Die Rolle des BND im Irak-Krieg

Pullach peinlich

Kriege führen eigentlich immer die anderen. Doch zwei Mitarbeiter des BND scheinen im Irak aktiv dabei gewesen zu sein und kriegswichtige Informationen an die Amerikaner geliefert zu haben.

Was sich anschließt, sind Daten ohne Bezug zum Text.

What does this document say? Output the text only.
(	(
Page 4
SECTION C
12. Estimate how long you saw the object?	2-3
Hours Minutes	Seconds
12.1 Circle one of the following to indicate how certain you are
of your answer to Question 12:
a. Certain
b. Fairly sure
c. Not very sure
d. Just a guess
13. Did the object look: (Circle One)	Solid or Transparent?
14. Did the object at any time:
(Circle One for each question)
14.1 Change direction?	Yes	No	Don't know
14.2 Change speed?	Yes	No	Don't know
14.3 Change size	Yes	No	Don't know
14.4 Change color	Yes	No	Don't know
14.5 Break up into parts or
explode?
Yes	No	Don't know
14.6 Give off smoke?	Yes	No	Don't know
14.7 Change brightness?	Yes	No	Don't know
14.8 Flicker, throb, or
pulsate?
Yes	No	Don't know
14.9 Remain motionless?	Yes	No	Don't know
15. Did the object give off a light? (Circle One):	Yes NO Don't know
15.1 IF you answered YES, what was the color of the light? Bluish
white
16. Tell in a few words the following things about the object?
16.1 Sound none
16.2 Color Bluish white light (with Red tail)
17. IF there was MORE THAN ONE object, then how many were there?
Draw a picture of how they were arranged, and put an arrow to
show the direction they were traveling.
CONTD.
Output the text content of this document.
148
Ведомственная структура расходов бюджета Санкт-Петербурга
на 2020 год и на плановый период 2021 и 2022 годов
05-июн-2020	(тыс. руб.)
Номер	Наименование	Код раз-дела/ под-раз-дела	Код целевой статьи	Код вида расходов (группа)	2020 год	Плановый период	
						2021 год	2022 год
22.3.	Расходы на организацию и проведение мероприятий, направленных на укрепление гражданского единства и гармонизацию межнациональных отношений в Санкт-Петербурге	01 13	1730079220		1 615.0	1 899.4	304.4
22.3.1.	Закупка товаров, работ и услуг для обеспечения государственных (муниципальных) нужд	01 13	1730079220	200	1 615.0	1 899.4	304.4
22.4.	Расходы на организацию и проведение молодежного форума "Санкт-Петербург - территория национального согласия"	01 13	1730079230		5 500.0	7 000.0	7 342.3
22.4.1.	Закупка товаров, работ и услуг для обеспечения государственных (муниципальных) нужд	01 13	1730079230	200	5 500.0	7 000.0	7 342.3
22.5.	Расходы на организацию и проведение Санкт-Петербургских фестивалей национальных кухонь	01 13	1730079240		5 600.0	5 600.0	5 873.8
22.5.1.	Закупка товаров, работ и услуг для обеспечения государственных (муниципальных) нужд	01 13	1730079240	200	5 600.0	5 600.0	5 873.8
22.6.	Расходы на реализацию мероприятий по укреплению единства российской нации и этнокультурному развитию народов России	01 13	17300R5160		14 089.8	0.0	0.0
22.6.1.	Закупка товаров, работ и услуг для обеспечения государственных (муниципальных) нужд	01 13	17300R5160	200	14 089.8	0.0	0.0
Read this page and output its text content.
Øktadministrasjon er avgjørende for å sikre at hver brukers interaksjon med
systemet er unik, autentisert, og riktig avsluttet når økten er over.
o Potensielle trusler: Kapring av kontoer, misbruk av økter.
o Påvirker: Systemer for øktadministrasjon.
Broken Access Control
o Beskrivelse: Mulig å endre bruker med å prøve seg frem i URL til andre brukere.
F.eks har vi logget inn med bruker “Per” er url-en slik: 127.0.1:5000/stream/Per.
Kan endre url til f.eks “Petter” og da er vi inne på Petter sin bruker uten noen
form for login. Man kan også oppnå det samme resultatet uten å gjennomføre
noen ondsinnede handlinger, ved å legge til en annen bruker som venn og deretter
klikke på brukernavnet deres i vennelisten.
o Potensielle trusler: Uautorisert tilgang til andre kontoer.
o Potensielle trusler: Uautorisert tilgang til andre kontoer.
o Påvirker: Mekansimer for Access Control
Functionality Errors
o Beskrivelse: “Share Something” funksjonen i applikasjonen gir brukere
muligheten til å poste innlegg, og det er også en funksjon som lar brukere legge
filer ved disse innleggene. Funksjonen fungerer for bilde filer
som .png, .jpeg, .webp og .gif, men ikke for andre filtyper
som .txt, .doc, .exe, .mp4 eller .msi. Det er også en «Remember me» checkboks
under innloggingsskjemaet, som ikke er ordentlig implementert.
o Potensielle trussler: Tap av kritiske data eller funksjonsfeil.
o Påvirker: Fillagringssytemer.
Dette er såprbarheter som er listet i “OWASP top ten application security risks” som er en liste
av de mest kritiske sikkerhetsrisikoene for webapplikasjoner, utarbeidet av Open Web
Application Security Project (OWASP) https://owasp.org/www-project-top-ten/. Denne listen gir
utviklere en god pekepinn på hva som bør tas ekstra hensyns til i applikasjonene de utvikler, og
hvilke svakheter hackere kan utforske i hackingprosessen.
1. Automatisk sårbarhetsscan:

Die Fälle, in denen der BND, jener von Altnazis ins Leben gerufene deutsche Geheimdienst, in der Vergangenheit positiv aufgefallen ist, kann man an wenigen Fingern abzählen. Wer »Pullach« hört, denkt fast reflexartig an riesige Abhörschüsseln und peinliche Skandale: abgehörte Telefone von Journalisten oder im Dienst des BND stehende Bundeswehrsoldaten, die im Kosovo verhaftet werden.
Plötzlich kommt Lob von höchster Stelle, nämlich von den US-Generälen Tommy Franks und James Marks: Helden seien sie gewesen, die zwei Mitarbeiter des BND, die, angestellt in der deutschen Botschaft in Bagdad, im Jahre 2003 kriegs­wichtige Informationen an das amerikanische Militär in Katar geliefert hätten.
Die beiden BND-Leute sind offenbar bis kurz vor Kriegsende unbehelligt durch den Irak spazieren gefahren und haben mittels eines GPS-Systems massenweise Daten nach Deutschland gesendet. Da die Bundesrepublik sich gleichzeitig als einer der größten Kriegsgegner zu profilieren trachtete, scheinen die Deutschen den Irakis und ihren recht effektiven Abwehrdiensten nicht verdächtig gewesen zu sein. Wie sonst ist es zu erklären, dass dort, wo jeder ausländische Journalist überwacht wurde, zwei Angestellte der deutschen Botschaft solche Freiheiten genossen?
Frank-Walter Steinmeier, damals Chef des Bundes­kanzleramts und zuständig für die Geheimdienste, wusste vom Treiben der beiden, leugnete aller­dings, dass kriegsrelevante Informationen an die Amerikaner weitergeleitet wurden. Denn wenn stimmt, was die amerikanischen Militärs dem Spiegel sagten, dann beteiligte sich Deutschland, wenn auch nicht maßgeblich, so doch durchaus aktiv an dem Krieg.
Bei der Anhörung vor einem parlamentarischen Untersuchungssausschuss am Donnerstag voriger Woche gelang es weder Steinmeier noch dem früheren Außenminister Joseph Fischer, den Verdacht zu entkräften. Während Fischer ganz im Stil der damaligen Regierung pampig wurde und die Berichte der Amerikaner als »völligen Quatsch« abtat, eierte Steinmeier herum.
Wie bei derartigen Affären üblich, wird sich vermutlich herausstellen, dass der BND getan hat, was ihm vorgeworfen wird. Dass es allerdings ein Skandal sein soll, wenn der deutsche Geheimdienst effektiv geholfen hätte, der Diktatur Saddam Husseins ein Ende zu bereiten, ist eine Ironie der Geschichte. In den achtziger Jahren war es derselbe BND, der dem irakischen Regime maßgeblich bei der Beschaffung von Produktionsanlagen für die Herstellung von Giftgas half und irakische Geheimpolizisten ausbildete.
Da arbeitet die Truppe einmal nachweislich effektiv und für einen durchaus guten Zweck, und Steinmeier kann sich darüber nicht einmal freuen. Im Gegenteil muss der Kanzlerkandidat der SPD fürchten, dass ihm diese deutsche Beteiligung am Irak-Krieg, den er öffentlich so vehement abgelehnt hatte, zum Verhängnis wird. Da hilft es auch wenig, den Amerikanern zu unterstellen, sie wollten mit den Informationen auf »durchsichtige Weise« nur »alte Rechnungen« begleichen.